What’s the actual point of him? He sounds like a waste of space

pointythings · 28/03/2023 12:44

I've told him and told him ds7 could end up in a seizure, coma, brain damage or die if it's missed and he still insists I'm in the wrong.

What does he think you're wrong about? Does he genuinely think unstable Type 1 is no big deal? In all seriousness, this is now divorce worthy.

Emptyemptyempty · 28/03/2023 12:46

I would tell him to fuck off. Don't do his laundry, don't cook for him. Do fuck all. You must be so stressed and scared on top of everything. Go on strike!

randomuser2020 · 28/03/2023 12:46

This reply has been withdrawn

This post has been withdrawn at the poster's request due to privacy concerns.

MadeForThis · 28/03/2023 12:47

He's not just a dick, he's dangerous.

LadyJ2023 · 28/03/2023 13:01

Erm sorry much as I love my other half he is an adult who can take care of himself and I'm not his carer and if he chooses not to and becomes ill then thats totally his own fault. Different if he was disabled or mentally unwell etc etc and needed me to help.

DemonSpawn · 28/03/2023 13:09

Well he could be thick as pig sheet - don’t over-estimate the average intelligence of people, remember 49% of people are below mean average intelligence.

More likely he hasn’t a clue and is putting his fingers in his ears as it would mean his life is not wonderful. I can’t believe he hasn’t been to the medical meetings and been told face to face!

I’ll admit I would not be waiting for an NHS machine though - I would buy one private asap.

Mumsanetta · 28/03/2023 13:12

What’s the point of him in you and your DS’s life @MeMyBooksAndMyCats ?
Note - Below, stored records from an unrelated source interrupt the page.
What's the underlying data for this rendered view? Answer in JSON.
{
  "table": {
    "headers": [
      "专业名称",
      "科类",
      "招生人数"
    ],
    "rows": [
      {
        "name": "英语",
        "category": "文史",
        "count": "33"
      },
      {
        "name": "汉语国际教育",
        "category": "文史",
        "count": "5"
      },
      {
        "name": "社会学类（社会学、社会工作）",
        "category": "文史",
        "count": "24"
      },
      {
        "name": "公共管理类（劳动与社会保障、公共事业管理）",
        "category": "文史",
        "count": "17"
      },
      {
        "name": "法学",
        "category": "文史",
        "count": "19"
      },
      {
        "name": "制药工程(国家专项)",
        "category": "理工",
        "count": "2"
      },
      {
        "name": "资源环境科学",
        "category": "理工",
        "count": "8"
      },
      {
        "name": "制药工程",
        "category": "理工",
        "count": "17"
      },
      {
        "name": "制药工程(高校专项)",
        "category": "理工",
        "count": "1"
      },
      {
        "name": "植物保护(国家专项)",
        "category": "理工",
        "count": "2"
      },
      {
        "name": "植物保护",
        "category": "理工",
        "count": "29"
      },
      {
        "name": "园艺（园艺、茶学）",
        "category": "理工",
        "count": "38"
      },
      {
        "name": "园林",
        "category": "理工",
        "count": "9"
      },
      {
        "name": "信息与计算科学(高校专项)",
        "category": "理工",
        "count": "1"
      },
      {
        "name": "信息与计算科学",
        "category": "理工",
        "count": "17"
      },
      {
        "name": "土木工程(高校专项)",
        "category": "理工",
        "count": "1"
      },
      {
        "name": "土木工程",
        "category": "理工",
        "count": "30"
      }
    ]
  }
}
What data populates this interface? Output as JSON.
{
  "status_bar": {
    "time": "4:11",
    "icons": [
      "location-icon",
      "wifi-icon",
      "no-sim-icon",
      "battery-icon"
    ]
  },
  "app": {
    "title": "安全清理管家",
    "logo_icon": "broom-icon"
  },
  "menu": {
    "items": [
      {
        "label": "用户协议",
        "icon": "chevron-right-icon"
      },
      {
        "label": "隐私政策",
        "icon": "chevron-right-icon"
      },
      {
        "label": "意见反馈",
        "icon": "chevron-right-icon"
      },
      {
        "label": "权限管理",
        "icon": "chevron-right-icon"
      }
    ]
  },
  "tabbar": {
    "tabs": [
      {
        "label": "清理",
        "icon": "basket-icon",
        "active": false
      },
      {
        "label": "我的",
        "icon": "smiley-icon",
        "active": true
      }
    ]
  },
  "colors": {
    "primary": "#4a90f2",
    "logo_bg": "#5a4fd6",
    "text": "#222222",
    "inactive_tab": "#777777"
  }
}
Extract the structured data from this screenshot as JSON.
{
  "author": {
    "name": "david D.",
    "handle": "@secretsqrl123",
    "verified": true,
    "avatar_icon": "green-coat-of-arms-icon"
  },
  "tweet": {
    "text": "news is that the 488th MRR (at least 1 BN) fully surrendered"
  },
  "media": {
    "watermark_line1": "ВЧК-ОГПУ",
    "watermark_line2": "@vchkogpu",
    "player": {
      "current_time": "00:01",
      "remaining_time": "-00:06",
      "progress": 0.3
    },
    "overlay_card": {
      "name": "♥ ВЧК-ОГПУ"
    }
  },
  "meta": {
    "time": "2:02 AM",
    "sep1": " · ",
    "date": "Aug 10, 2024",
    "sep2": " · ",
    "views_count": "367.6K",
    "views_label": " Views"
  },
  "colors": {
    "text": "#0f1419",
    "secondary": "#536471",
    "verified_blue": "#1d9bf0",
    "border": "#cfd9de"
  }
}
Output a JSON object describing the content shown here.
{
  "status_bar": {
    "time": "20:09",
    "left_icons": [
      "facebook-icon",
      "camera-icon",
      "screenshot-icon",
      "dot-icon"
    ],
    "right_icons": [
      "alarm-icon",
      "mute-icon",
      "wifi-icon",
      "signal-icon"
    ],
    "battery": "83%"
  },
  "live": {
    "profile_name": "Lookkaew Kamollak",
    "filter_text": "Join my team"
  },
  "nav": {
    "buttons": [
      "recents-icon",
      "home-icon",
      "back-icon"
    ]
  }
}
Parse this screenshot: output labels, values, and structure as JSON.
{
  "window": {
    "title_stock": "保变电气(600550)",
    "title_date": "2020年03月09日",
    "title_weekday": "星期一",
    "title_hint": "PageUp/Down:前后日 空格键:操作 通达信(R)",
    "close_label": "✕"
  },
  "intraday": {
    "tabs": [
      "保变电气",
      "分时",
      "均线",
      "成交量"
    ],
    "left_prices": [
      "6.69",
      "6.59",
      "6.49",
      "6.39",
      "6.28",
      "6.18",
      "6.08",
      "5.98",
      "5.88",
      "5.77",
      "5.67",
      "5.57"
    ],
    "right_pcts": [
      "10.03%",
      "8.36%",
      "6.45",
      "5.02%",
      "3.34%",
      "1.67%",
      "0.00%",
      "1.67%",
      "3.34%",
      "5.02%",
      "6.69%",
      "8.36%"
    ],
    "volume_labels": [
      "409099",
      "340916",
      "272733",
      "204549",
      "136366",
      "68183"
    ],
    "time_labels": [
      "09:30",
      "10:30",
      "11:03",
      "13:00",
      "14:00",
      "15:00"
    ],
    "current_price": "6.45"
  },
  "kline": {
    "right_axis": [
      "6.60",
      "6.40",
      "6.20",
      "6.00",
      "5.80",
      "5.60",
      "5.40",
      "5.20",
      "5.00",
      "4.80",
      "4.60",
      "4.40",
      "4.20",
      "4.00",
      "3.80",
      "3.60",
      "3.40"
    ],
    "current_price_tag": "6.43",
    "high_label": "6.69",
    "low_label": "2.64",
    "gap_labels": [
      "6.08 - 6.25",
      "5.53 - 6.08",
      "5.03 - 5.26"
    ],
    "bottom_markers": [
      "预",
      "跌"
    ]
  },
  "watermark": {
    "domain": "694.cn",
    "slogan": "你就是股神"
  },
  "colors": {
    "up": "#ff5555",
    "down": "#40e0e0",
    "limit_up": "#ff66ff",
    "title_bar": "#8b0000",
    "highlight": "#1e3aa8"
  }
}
loislovesstewie · 28/03/2023 13:17

Yes. He needs to care for his own child. He needs to accompany you both to appointments, he needs to read up about T1, basically he needs to understand that your child will become seriously ill if not monitored. My child has had T1 for over 20 years. I had similar issues to you, it took a lot for my DH to really understand what was required. In respect of the continuous monitors etc, you still need to get used to monitoring with a metre and doing injections manually. The Libre/Dexcoms are good but can still fail and insulin pumps also are also not 100% reliable. I know that from experience! In the past we also had to learn how to give injections with a syringe as well as the pen, just in case. It's really a steep learning curve and he needs to learn.

Seeingadistance · 28/03/2023 13:18

LadyJ2023 · 28/03/2023 13:01

Erm sorry much as I love my other half he is an adult who can take care of himself and I'm not his carer and if he chooses not to and becomes ill then thats totally his own fault. Different if he was disabled or mentally unwell etc etc and needed me to help.

It's a 7 year old child who has diabetes, not the husband.

loislovesstewie · 28/03/2023 13:20

BTW re buying equipment, please wait for them to be prescribed. They are expensive and different trusts prescribe different types. You need to ensure that they will fund the equipment.